Pastor: In the promise of God’s never-ending love from which nothing can separate us, we claim peace. We long for the day when there shall be no more tears, no more sorrow, no more sickness, no more death. Even when we see only a glimmer, we know the light of your love is overcoming all darkness.

Congregation: Christ himself is with us.  He is close to the brokenhearted and saves those who are crushed in spirit.”

Pastor: Hear the good news:  God so loved the world that he gave his only Son, that whoever believes in him will not perish, but have eternal life. One day, Christ who died and rose again will wipe all tears from our eyes. He will make all things new.

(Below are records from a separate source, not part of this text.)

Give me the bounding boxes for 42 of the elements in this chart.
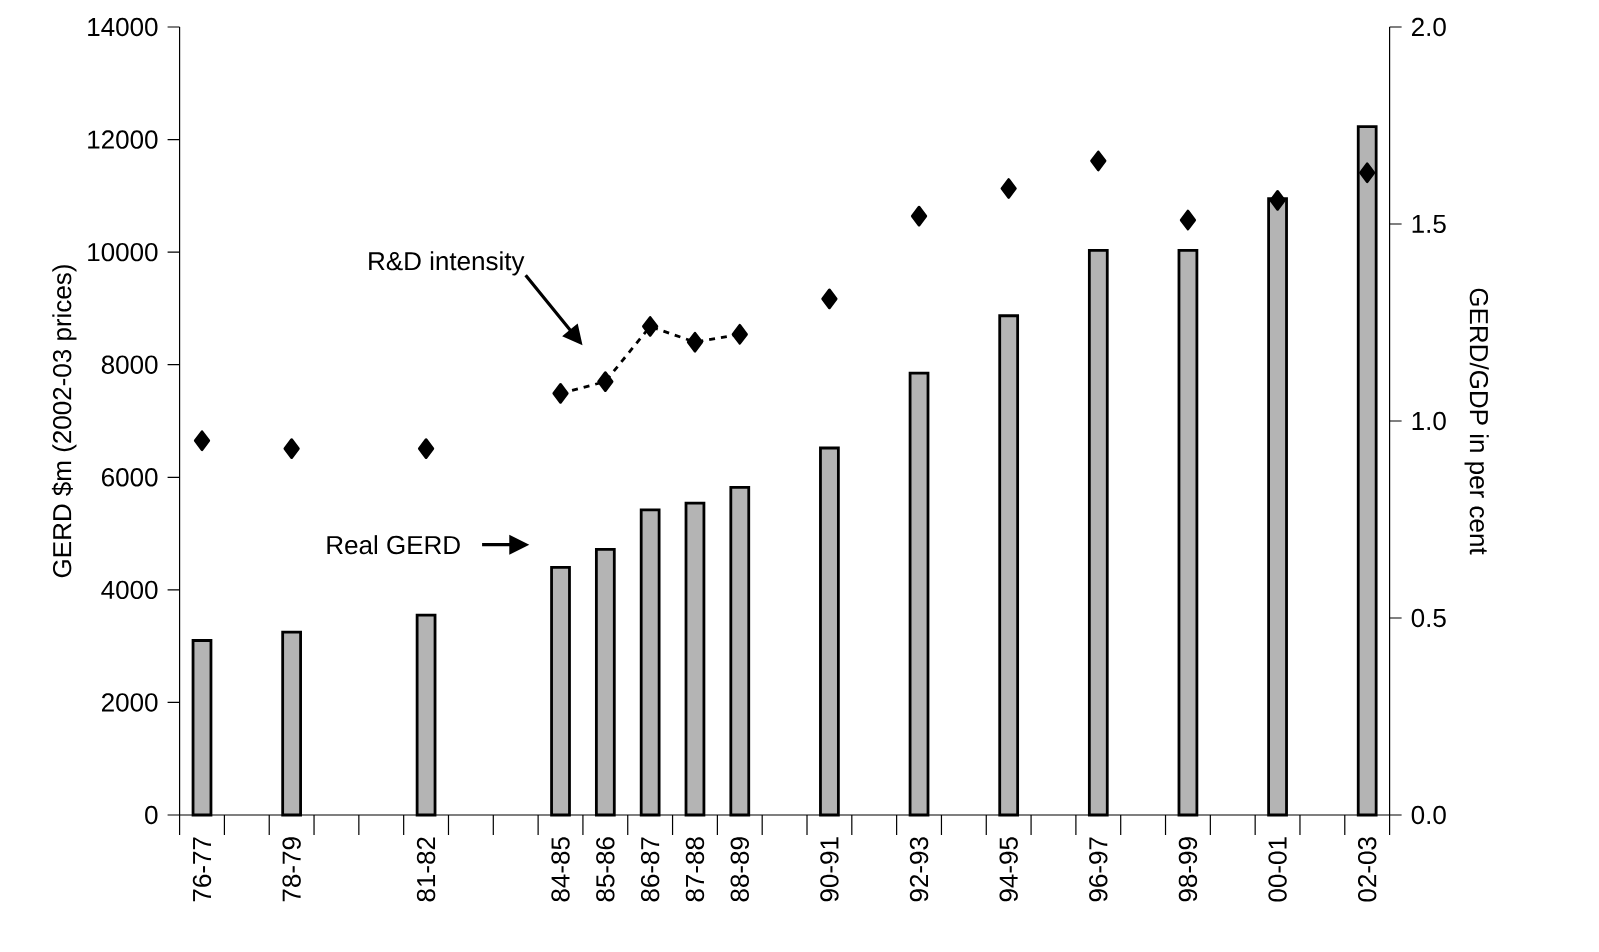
y-tick-label: 2000: [102, 693, 158, 712]
y-tick-label: 8000: [101, 355, 158, 374]
point: [417, 438, 435, 459]
x-tick-label: 88-89: [730, 837, 749, 902]
x-tick-label: 86-87: [640, 837, 660, 902]
x-tick-label: 98-99: [1178, 837, 1198, 902]
y2-tick-label: 2.0: [1411, 17, 1446, 37]
point: [910, 205, 928, 227]
y-axis-title: GERD $m (2002-03 prices): [51, 265, 77, 578]
x-tick-label: 78-79: [282, 837, 301, 902]
point: [821, 288, 838, 310]
y-tick-label: 4000: [101, 580, 158, 600]
y-tick-label: 10000: [88, 242, 158, 262]
y2-tick-label: 0.5: [1411, 608, 1446, 628]
y2-tick-label: 0.0: [1411, 805, 1446, 825]
point: [1179, 209, 1197, 231]
annotation: R&D intensity: [369, 251, 525, 276]
y-tick-label: 12000: [88, 130, 158, 149]
x-tick-label: 92-93: [909, 837, 929, 902]
x-tick-label: 94-95: [999, 837, 1018, 902]
x-tick-label: 87-88: [685, 837, 705, 902]
x-tick-label: 85-86: [596, 837, 615, 902]
point: [1000, 178, 1017, 199]
x-tick-label: 02-03: [1357, 837, 1377, 902]
x-tick-label: 76-77: [192, 837, 212, 902]
point: [1359, 162, 1376, 184]
x-tick-label: 96-97: [1089, 837, 1108, 902]
x-tick-label: 00-01: [1268, 837, 1287, 902]
x-tick-label: 84-85: [551, 837, 570, 902]
y-tick-label: 14000: [88, 17, 158, 37]
point: [283, 438, 300, 459]
point: [193, 430, 211, 452]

Congregation: All Honor and glory to the only One who can bring us peace.

Pastor: As we wait for Resurrection, we lift up our broken hearts. May the God of Comfort be with us.

Congregation: May the God of Resurrection be with us all. [3]

[embed]https://www.youtube.com/watch?v=Ezmme0B2Awg[/embed]

________________________________________________________________________________

[1] I got this idea from a brilliant teaching called “Saturday: Living Between Crucifixion and Resurrection,” posted by Richmont Graduate University on youtube. You can access the video here: https://www.youtube.com/watch?v=U90EKNZPKCU

[2] http://www.jewishencyclopedia.com/articles/12416-pseudo-messiahs

[3] NOTE: I had never written a liturgy or a lament before this one. I found four or five online, read them for a week, then wrote this one. In other words, I could not have written this without learning from others. I think one of those can be found at Blue Christmas Resources; another at A Service for Longest Night. Unfortunately, I have no idea where I found the rest of them. I tried hard not to plagiarize; I hope I succeeded.